There are two philosophies about managing remote workers. One is to monitor every keystroke and the other is to focus on results and build trust that both parties will do what they are supposed to do. I’ve noticed that people generally live up to my expectations, so I prefer to trust people. To do that, I have found it’s better, if your business allows you the luxury, to only hire remote workers who meet certain criteria that makes them well-suited to being productive while working remotely. This is what we’ve learned through experience with remote employees:
- Hire Self-starters: They are fueled by intrinsic motivation that makes them want to produce good work.
Key: Understand what motivates your self-starters. What do they ultimately want? Is it recognition, financial rewards, promotions, or increased knowledge? If they don’t get what they ultimately want, they will self-start themselves out your door to another business that will feed their fire.
Don’t add external motivation—feed their intrinsic motivation. Deci and Ryan did some fascinating research on motivation and self-determination. When someone who is intrinsically motivated is enticed with extrinsic rewards, their focus can shift in pursuit of the extrinsic reward which causes a drop in their intrinsic motivation. Deci and Ryan found that adding extrinsic motivation when someone was already intrinsically motivated caused the intrinsic motivation to flatline.
- Hire Confident Employees: Working remotely requires the employee to forge ahead or research answers that they might have greater access to if they worked alongside their co-workers. Sending frequent questions to their peers or boss interrupts the workday of the people they ask and employees that lack confidence may stop working while they wait for an answer to a question they could answer themselves with just a little initiative.
Key: If they aren’t confident that they can find the answer, they won’t look for it.
Another aspect of confidence: Remote employees must be good at asking for feedback and acting on the feedback they receive.
- Hire ethical employees: It’s easier for someone to get away with wrongdoing when no one is observing them.

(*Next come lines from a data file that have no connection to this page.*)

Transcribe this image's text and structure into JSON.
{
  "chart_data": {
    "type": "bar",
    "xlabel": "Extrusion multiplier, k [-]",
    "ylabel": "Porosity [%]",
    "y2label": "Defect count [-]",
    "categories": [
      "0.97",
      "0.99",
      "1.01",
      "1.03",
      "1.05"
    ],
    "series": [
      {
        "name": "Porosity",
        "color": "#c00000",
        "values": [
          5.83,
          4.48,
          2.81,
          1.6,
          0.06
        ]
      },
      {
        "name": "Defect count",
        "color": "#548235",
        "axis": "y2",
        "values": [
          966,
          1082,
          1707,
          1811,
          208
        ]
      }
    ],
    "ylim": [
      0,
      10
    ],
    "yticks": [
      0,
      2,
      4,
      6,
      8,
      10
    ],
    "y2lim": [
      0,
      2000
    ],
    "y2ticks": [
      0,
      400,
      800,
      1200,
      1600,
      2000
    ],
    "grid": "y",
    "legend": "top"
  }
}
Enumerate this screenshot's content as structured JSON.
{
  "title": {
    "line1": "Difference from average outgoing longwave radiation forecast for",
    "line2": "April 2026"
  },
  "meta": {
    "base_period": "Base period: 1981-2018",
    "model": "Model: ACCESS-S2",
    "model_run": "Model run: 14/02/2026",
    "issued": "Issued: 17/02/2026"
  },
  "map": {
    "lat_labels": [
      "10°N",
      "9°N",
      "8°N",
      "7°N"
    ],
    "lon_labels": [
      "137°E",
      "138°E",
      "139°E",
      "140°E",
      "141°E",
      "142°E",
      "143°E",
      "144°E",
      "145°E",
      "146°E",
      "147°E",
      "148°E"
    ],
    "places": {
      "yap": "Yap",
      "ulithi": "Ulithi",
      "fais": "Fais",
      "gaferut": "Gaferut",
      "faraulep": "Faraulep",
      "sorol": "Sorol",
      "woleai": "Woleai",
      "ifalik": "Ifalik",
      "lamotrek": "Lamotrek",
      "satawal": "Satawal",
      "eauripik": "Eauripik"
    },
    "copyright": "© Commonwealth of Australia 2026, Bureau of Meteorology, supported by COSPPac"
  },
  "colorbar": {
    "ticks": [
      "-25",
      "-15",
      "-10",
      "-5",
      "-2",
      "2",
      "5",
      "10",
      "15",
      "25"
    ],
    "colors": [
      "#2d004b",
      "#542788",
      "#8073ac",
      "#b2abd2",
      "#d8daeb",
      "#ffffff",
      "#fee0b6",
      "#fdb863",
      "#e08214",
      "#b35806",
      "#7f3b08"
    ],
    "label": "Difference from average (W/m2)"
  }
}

Although ethics is important as far as whether the employee will be honest in reporting time, the more important factors are whether your clients will be treated correctly and making sure your reputation is protected.
- Focus of a monk: No, you don’t have to limit your external employees to those who’ve spent months in a Tibetan monastery honing their ability to focus but the ability to focus on tasks and not be distracted is important. Life is full of distractions. The mailman delivers a package during the employee’s work hours. Does the employee set it aside or open it? If they open it, do they start enjoying it before remembering they’re at work? If they’re doing research, do they get distracted by things that aren’t related to their work or do they stay on task?
Communication is Critical
Good communication is critical to success with remote workers. To that end, it can be worthwhile to establish communication policies. We’ve found the following help avoid misunderstandings and keep everyone on the same page:
- The Benefit of the Doubt Rule: This rule is the opposite of the next rule. The benefit of the doubt rule requires employees to assume good intentions in their co-workers’ actions. This is a great way to avoid the hassles that can occur when someone assumes ill-intent and the resultant stress and hurt feelings that approach can cause.
- Read it from the recipients’ perspective before you send: We know what we mean when we write an email but if the recipient is not on our wavelength, they can read unintended messages into what we write. If we deliberately put the recipients’ hat on and read what we wrote from their perspective before we hit send, we can head off misunderstandings before they occur.
- Talk about it: If something seems off in the communication, assume there is miscommunication and pick up the phone with the intention of getting on the same page. Just being able to hear the tone of voice can be very helpful in preventing problems.
When employees are going to be long-term members of our team, we strive to build rapport between team members. Nothing beats spending time face-to-face for building connections that improve the ability to work in concert. Team training sessions do double duty by building rapport and increasing the team’s skills or knowledge.
We hope this has provided some useful information to help you during the tight labor market. Whether you’re hiring employees or freelancers, the ability to work well with remote workers increases your flexibility and your chances of continued success.